The pilot is led by Jose Gonzalez, the Director of Community Schools Development for LACOE. Two additional county office staff provide coaching and support for 30 school-based staff (15 full-time community school coordinators, like John and Nathalie, as well as 15 full-time parent engagement coordinators), who are employed by the county. As the pilot continues during the 2020–21 school year, countywide and school-based staff will oversee the implementation of the services described above, as well as the development of new partnerships to engage local assets and respond to the needs of participating school communities. Doing so will help the pilot sites transform into fully functioning community schools that are designed to meet the academic, physical, mental, and social-emotional needs of students and families. This process may be particularly important as schools are faced with the prospect of repeatedly reopening and closing in response to COVID-19.

Superintendent Duardo notes, “Even though campuses are physically closed, schools can still provide connections to health and mental health, nutrition, academic enrichment, and other essential services. The [community schools] hub approach can help prevent students and families from falling through the cracks during this time of remote learning.”

What Is a Community School?

A community school is both a place and a set of partnerships between the education system, the nonprofit sector, and local government agencies. Community schools are grounded in an evidence base showing improvement in student outcomes, including attendance, academic achievement, high school graduation rates, and reduced racial and economic achievement gaps. This research also shows that implementation matters, with longer-operating and better-implemented programs yielding more positive results.

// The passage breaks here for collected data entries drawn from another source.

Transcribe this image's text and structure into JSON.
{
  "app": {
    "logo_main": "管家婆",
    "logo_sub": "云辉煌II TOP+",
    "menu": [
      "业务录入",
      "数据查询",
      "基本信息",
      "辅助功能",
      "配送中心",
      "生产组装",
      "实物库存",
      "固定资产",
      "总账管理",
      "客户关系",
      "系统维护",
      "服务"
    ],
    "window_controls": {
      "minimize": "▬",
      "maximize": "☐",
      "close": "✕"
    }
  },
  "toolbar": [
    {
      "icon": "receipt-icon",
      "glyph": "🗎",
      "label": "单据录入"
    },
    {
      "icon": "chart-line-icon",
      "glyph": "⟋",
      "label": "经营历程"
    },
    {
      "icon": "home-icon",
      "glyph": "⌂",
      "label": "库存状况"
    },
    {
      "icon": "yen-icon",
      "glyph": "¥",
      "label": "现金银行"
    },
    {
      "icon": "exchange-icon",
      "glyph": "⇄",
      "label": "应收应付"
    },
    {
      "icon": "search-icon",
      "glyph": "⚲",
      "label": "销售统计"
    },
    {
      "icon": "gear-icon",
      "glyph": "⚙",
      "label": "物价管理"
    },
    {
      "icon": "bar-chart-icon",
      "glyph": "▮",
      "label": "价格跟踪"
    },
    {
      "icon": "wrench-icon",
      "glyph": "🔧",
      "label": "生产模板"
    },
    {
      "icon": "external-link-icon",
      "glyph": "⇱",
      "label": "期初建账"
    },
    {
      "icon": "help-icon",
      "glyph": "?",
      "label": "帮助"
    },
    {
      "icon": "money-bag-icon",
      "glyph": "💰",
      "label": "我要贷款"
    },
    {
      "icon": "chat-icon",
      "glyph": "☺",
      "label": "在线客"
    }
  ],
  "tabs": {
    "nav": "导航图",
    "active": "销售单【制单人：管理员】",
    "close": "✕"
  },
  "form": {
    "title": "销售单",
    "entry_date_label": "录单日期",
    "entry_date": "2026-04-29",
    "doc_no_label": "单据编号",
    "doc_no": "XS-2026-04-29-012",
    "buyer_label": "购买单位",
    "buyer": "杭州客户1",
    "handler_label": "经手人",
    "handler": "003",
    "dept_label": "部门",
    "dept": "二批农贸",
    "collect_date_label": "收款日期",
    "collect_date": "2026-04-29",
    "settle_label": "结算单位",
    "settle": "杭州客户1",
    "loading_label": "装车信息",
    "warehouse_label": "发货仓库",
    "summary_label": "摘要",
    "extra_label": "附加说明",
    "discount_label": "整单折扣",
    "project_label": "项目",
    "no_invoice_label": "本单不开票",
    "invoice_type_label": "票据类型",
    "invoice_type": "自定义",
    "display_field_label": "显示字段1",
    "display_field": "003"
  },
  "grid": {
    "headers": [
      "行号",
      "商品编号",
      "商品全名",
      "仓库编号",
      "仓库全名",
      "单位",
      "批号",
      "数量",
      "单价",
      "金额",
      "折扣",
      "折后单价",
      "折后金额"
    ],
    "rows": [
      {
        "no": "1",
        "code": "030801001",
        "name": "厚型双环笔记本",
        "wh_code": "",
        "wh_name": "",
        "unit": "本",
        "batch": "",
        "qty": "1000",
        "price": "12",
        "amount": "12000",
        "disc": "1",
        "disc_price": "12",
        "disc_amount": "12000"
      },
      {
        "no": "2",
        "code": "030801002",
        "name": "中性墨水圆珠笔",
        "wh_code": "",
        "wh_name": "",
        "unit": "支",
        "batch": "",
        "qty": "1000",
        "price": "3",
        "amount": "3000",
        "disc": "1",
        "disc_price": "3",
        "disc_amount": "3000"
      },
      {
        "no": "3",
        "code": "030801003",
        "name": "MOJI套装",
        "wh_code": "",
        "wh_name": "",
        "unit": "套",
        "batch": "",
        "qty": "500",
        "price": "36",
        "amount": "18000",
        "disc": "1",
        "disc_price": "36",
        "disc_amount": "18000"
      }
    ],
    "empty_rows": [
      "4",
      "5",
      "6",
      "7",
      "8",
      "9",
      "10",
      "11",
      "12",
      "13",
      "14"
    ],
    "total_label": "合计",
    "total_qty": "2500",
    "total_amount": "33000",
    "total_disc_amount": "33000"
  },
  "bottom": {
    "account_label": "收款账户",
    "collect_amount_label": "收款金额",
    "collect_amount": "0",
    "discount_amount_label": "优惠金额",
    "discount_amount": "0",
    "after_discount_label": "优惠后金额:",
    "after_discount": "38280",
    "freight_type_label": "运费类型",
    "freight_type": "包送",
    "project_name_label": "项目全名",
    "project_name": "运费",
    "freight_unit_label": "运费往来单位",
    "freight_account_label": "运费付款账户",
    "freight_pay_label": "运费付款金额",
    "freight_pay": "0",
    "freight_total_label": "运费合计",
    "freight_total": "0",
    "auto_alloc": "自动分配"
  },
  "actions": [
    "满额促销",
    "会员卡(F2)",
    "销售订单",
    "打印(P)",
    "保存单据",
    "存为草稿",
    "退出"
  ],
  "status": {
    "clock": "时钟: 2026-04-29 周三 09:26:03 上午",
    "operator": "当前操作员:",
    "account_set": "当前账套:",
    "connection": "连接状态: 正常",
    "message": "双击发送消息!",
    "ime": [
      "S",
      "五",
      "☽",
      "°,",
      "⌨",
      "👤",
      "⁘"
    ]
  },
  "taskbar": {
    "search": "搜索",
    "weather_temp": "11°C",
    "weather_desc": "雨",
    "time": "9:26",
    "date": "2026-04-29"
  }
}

While the specific programs and services vary according to local context, there are four key pillars of the community school strategy. These pillars have been used in designing the LACOE community schools pilot to help connect implementation to the existing evidence base.

  1. Integrated student supports. Includes mental and physical health care, nutrition support, housing assistance, and other wraparound services.
  2. Expanded and enriched learning time and opportunities. Includes lengthening the school day and year, as well as enriching the curriculum through real-world learning opportunities.
  3. Active family and community engagement. Includes both service provision and meaningful partnership with parents and family members to support children’s learning.
  4. Collaborative leadership and practices. Includes coordination of community school services as well as site-based leadership teams and teacher learning communities.